Monday 6 April 2015

Corn Custard Bun 玉米奶油馅面包


Yield: 10 x 7cm diameter round buns
I: powerful food processor 
Breadmaker: Whirlpool BM1000 
Raw dough weight: 424g

An all- corn bun with corn custard filling. The creamy custard tasted like corn ice cream with crunchy corn kernels. This bread is conveniently kneaded by breadmaker and baked in an oven :)


Custard filling
Ingredients

140g fresh milk 牛奶
30g whipping cream
15g top flour 低筋面粉
5g corn flour 玉米粉
1 egg, beaten 蛋液
10g unsalted butter 无盐奶油
1/2 tsp vanilla extract 香草精
30g fine sugar 细糖
40g steamed corn kernels 蒸玉米粒 

Direction
1.  Mix fresh milk, whipping cream, top flour and corn flour in a bowl.



2. Pour beaten egg into (1) and blend well. Strain the mixture through a sieve and heat up the mixture in low heat till thicken. Stir regularly using a hand whisk.





3. Remove the bowl of custard from the stove. Add in the butter, vanilla extract, and fine sugar. Mix well.


4. Collect 40g of the custard for "doodling" the buns later. 
Add 40g of steamed corn kernels to the remaining custard as filling later.
Chop 1/2 of the steamed corn kernels into fine bits. This helps the corns to infuse the flavour into the custard better.


5. Cover both bowls of custard by food wrap. Set aside.


Bread dough
Ingredients
72g whole milk 全脂牛奶
62g steamed corn kernels 蒸玉米粒
15g condensed milk 炼乳
30g unsalted butter 无盐奶油

30g raw sugar 黄砂糖
1/4 tsp salt 盐
25g beaten egg 蛋液
185g bread flour 高筋面粉
10g top flour 低筋面粉
3/4 tsp instant dry yeast 即发酵母粉

Some beaten egg as egg wash

Direction
1. Collect corn kernels from cob and steamed at high heat for 12 minutes. Or, steam in a rice cooker for 8 minutes, and let it stay in the rice cooker for 5 minutes.
You may want to add a pandan leaf to the corn while steaming to give it a sweet scent.


Allow the steamed corn kernels to cool down slightly before use.

2. Blend 62g of corn kernels with 72g milk in a food processor till creamy.
You may add 1/2 blade of pandan leaf to blend for additonal sweet scent.

 

3. Add condensed milk and butter  to corn milk in (2). Warm up in a rice cooker for 8 minutes to melt the butter. 



4. Pour corn milk mixture into the bread pan.

5. Add in beaten egg.

6. Add in sugar and salt.

7. Pour in bread flour and cake flour.

8. Dig a hole and pour in the instant dry yeast.

9. Place the bread pan into the bread machine.

10. Select "8" Dough Kneading function; and press "Start".

11. The dough is ready.


12. Turn out the dough onto a floured surface. Flatten it with your palm to release the trapped air.

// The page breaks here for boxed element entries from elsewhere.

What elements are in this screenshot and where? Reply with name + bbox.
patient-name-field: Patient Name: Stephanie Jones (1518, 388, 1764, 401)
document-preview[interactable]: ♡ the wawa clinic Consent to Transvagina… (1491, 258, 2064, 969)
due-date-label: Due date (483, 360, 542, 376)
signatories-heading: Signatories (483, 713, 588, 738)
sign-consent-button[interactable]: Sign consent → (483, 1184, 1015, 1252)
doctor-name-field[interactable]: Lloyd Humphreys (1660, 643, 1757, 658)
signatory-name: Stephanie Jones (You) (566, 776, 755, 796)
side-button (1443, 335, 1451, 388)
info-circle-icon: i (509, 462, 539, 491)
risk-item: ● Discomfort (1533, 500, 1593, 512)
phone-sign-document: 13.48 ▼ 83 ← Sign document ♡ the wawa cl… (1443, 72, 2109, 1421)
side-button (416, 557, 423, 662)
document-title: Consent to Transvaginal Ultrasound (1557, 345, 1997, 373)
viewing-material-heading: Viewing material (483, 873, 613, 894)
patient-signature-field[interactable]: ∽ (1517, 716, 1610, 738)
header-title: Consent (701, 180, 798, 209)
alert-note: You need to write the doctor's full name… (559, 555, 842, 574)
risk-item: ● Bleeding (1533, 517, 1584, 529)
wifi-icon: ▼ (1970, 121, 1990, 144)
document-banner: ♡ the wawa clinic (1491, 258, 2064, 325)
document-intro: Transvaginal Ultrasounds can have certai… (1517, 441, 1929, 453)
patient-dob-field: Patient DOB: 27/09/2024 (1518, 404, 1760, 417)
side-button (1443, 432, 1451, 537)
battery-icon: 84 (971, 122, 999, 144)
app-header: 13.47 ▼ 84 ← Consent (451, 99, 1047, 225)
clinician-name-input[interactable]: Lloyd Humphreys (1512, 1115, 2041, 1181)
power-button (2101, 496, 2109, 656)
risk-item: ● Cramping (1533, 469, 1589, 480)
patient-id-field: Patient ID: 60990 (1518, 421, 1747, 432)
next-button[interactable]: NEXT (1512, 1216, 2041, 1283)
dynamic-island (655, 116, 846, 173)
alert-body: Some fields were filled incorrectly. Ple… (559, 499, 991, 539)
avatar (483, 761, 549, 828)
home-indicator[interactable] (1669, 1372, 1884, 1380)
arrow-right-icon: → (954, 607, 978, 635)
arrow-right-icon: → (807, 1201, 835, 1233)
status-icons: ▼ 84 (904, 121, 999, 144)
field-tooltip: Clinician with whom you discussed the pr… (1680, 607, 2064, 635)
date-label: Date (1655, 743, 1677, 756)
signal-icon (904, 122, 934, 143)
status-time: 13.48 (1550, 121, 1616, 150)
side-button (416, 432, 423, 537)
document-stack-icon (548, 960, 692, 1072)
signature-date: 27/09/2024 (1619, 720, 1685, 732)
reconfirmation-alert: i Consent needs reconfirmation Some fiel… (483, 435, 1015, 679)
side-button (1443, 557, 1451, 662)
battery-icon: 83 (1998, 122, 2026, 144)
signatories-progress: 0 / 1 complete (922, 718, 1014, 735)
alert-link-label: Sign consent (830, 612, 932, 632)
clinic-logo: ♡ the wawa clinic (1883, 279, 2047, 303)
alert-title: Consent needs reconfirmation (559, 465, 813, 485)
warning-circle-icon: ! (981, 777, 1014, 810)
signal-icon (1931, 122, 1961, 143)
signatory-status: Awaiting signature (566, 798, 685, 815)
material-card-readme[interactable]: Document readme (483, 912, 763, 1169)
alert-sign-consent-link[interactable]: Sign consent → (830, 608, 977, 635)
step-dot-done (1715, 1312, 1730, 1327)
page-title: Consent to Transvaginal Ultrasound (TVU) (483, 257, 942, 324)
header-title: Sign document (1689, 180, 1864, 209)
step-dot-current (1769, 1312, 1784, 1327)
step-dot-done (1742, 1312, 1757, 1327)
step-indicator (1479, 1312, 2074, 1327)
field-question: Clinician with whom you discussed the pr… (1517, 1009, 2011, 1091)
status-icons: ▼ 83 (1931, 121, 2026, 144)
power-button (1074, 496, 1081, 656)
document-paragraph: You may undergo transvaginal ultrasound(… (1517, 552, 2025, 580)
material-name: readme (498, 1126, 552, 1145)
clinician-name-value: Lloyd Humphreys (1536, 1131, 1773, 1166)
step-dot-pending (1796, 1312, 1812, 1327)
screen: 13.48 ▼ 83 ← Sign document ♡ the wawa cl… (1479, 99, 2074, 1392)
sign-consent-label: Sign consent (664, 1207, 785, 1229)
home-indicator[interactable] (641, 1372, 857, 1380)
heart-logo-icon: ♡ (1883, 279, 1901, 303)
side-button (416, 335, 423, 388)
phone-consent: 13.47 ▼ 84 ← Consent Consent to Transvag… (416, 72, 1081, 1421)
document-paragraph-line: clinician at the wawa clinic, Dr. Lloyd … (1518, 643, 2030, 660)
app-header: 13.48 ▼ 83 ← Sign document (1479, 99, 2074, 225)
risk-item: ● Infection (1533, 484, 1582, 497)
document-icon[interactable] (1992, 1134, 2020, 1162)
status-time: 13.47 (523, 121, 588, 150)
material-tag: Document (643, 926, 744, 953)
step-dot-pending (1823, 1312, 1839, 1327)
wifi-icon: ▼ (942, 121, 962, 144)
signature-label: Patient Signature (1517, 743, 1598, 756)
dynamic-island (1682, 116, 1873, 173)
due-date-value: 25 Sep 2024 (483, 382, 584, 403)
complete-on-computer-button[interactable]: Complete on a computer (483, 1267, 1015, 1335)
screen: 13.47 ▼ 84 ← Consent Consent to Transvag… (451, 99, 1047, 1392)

13. Divide the dough into 10 equal portions, about 42g each.

14. Roll up the small dough, pull down the sides several times to stretch out the dough surface, and seal at the bottom. Lightly coat with some flour and place in a plate, cover with a lid, to rest for 15 minutes.




15. Roll out the dough with the centre thicker than the edge. Flip the dough over so the smoother face will be facing out when wrapped.

Scoop a heap tsp of custard, about 20g, onto the dough, wrap and seal by pinching.


Wrap your palm around the dough and let it roll within your grip, to shape it.

16. Place the dough onto a non-stick baking sheet, spray some water over, and transfer to a closed oven to proof for about 30 minutes.



17. Transfer the remaining 40g of custard to a piping bag fixed with 0.5cm nozzle for "doodling" on the buns at the end.

18. After the final proofing, remove the dough from the oven. Preheat the oven to 170 degree Celsius for about 10 minutes.
Apply egg wash over the dough, then pipe the custard to "doodle" over the surface.




19. Bake in the oven for 20 to 22 minutes,or till the top becomes golden.